A delightful new twist on an old tale!
There was an old sailor who swallowed a krill. I don’t know why he swallowed the krill – it’ll make him ill … A nautical take on a much-loved rhyme.
Claire Saxby was born in Melbourne and grew up in Newcastle. She’s lived in more houses than she can remember, and attended many schools. Claire is the author of many books including There Was an Old Sailor, illustrated by Cassandra Allen, which won the Crystal Kite Member Choice Award, Australia and New Zealand Division, Society of Children’s Book Writers and Illustrators, 2011.
Cassandra Allen was born and raised in Australia, and now lives in France, drawing almost every day and soaking up the wonders of life in Europe. After moving to Europe her career grew wings and she began illustrating children's books, amongst other editorial work for many years.
The rhythm of the language is captivating even the youngest toddler and the pictures are engaging and beautifully imagined. It is a story that has become a favourite in our household.
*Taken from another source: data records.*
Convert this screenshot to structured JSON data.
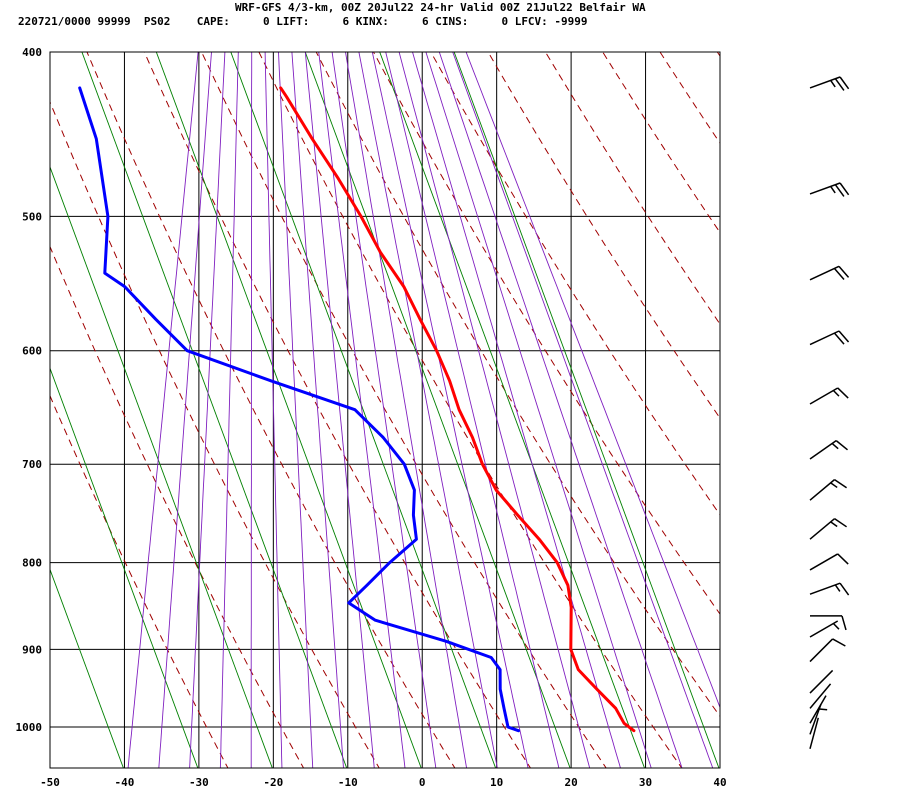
{
  "header": {
    "title": "WRF-GFS 4/3-km, 00Z 20Jul22 24-hr Valid 00Z 21Jul22 Belfair WA",
    "info": "220721/0000 99999  PS02    CAPE:     0 LIFT:     6 KINX:     6 CINS:     0 LFCV: -9999"
  },
  "chart_data": {
    "type": "line",
    "subtype": "skew-T log-P sounding",
    "xlabel": "",
    "ylabel": "",
    "x_ticks": [
      "-50",
      "-40",
      "-30",
      "-20",
      "-10",
      "0",
      "10",
      "20",
      "30",
      "40"
    ],
    "p_ticks": [
      "400",
      "500",
      "600",
      "700",
      "800",
      "900",
      "1000"
    ],
    "xlim": [
      -50,
      40
    ],
    "plim": [
      1045,
      400
    ],
    "grid": true,
    "colors": {
      "temperature": "#ff0000",
      "dewpoint": "#0000ff",
      "dry_adiabat": "#a00000",
      "moist_adiabat": "#8020c0",
      "mixing_ratio": "#008000",
      "grid": "#000000",
      "barb": "#000000"
    },
    "series": [
      {
        "name": "temperature",
        "points": [
          {
            "p": 1005,
            "t": 27.5
          },
          {
            "p": 995,
            "t": 26.0
          },
          {
            "p": 975,
            "t": 24.5
          },
          {
            "p": 950,
            "t": 21.5
          },
          {
            "p": 925,
            "t": 18.5
          },
          {
            "p": 900,
            "t": 17.0
          },
          {
            "p": 875,
            "t": 16.5
          },
          {
            "p": 850,
            "t": 16.0
          },
          {
            "p": 825,
            "t": 15.0
          },
          {
            "p": 800,
            "t": 13.0
          },
          {
            "p": 775,
            "t": 10.0
          },
          {
            "p": 750,
            "t": 6.5
          },
          {
            "p": 725,
            "t": 3.0
          },
          {
            "p": 700,
            "t": 0.5
          },
          {
            "p": 675,
            "t": -1.5
          },
          {
            "p": 650,
            "t": -4.0
          },
          {
            "p": 625,
            "t": -6.0
          },
          {
            "p": 600,
            "t": -8.5
          },
          {
            "p": 575,
            "t": -11.5
          },
          {
            "p": 550,
            "t": -14.5
          },
          {
            "p": 525,
            "t": -18.5
          },
          {
            "p": 500,
            "t": -22.0
          },
          {
            "p": 475,
            "t": -26.0
          },
          {
            "p": 450,
            "t": -30.5
          },
          {
            "p": 425,
            "t": -35.0
          },
          {
            "p": 420,
            "t": -36.0
          }
        ]
      },
      {
        "name": "dewpoint",
        "points": [
          {
            "p": 1005,
            "t": 12.0
          },
          {
            "p": 1000,
            "t": 10.5
          },
          {
            "p": 975,
            "t": 9.5
          },
          {
            "p": 950,
            "t": 8.5
          },
          {
            "p": 925,
            "t": 8.0
          },
          {
            "p": 910,
            "t": 6.5
          },
          {
            "p": 890,
            "t": 0.0
          },
          {
            "p": 865,
            "t": -10.0
          },
          {
            "p": 845,
            "t": -14.0
          },
          {
            "p": 825,
            "t": -12.0
          },
          {
            "p": 800,
            "t": -9.5
          },
          {
            "p": 775,
            "t": -6.5
          },
          {
            "p": 750,
            "t": -7.5
          },
          {
            "p": 725,
            "t": -8.0
          },
          {
            "p": 700,
            "t": -10.0
          },
          {
            "p": 675,
            "t": -13.5
          },
          {
            "p": 650,
            "t": -18.0
          },
          {
            "p": 625,
            "t": -30.0
          },
          {
            "p": 600,
            "t": -42.0
          },
          {
            "p": 575,
            "t": -47.0
          },
          {
            "p": 550,
            "t": -52.0
          },
          {
            "p": 540,
            "t": -55.0
          },
          {
            "p": 500,
            "t": -56.0
          },
          {
            "p": 450,
            "t": -59.5
          },
          {
            "p": 420,
            "t": -63.0
          }
        ]
      }
    ],
    "wind_barbs": [
      {
        "p": 420,
        "dir": 250,
        "spd": 25
      },
      {
        "p": 485,
        "dir": 250,
        "spd": 25
      },
      {
        "p": 545,
        "dir": 245,
        "spd": 20
      },
      {
        "p": 595,
        "dir": 245,
        "spd": 20
      },
      {
        "p": 645,
        "dir": 240,
        "spd": 15
      },
      {
        "p": 695,
        "dir": 235,
        "spd": 15
      },
      {
        "p": 735,
        "dir": 230,
        "spd": 15
      },
      {
        "p": 775,
        "dir": 230,
        "spd": 15
      },
      {
        "p": 808,
        "dir": 240,
        "spd": 10
      },
      {
        "p": 835,
        "dir": 250,
        "spd": 15
      },
      {
        "p": 860,
        "dir": 270,
        "spd": 10
      },
      {
        "p": 885,
        "dir": 240,
        "spd": 5
      },
      {
        "p": 915,
        "dir": 225,
        "spd": 10
      },
      {
        "p": 955,
        "dir": 225,
        "spd": 0
      },
      {
        "p": 975,
        "dir": 220,
        "spd": 0
      },
      {
        "p": 995,
        "dir": 210,
        "spd": 0
      },
      {
        "p": 1010,
        "dir": 200,
        "spd": 5
      },
      {
        "p": 1030,
        "dir": 195,
        "spd": 0
      }
    ]
  }
}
The rhyming and repetition will make this a favorite read-aloud choice for storytime, as children will happily participate in reading the repeated sections, which are so easily and quickly memorized. In addition, there is a “Fishy Facts” spread at the back of the book that contains a true fact about each animal in the story (including “A blue whale can eat millions of krill a day!”), which would make for a fantastic introduction to a discussion on the size of sea creatures and the food chain.
Kids Can Press
The rhythm, the humour, the sheer absurdity of it all made that book such a winner – and in this cleverly penned sea-faring version, author Claire Saxby has taken the absurdity up a whole other level . . . with her central character swallowing none other than a blue whale!..Rhythmically penned, the story is beautifully complemented by Allen’s stunning illustrations in whimiscal seaside colours… with an enormous dash of humour.
Kids' Book Review
Another version of favourite nursery rhyme There was an old woman who swallowed a fly. This old sailor is just as voracious as his counterpart in the original, though in this case he has a penchant for sea food. He starts with a krill and ends with a whale. Along the way there are squids and rays and jellies, in sometimes dubious feeding relationships but lots of rhyming words to go with them. The water colour illustrations are bold and colorful and match the vitality and exuberance of this popular rhyme.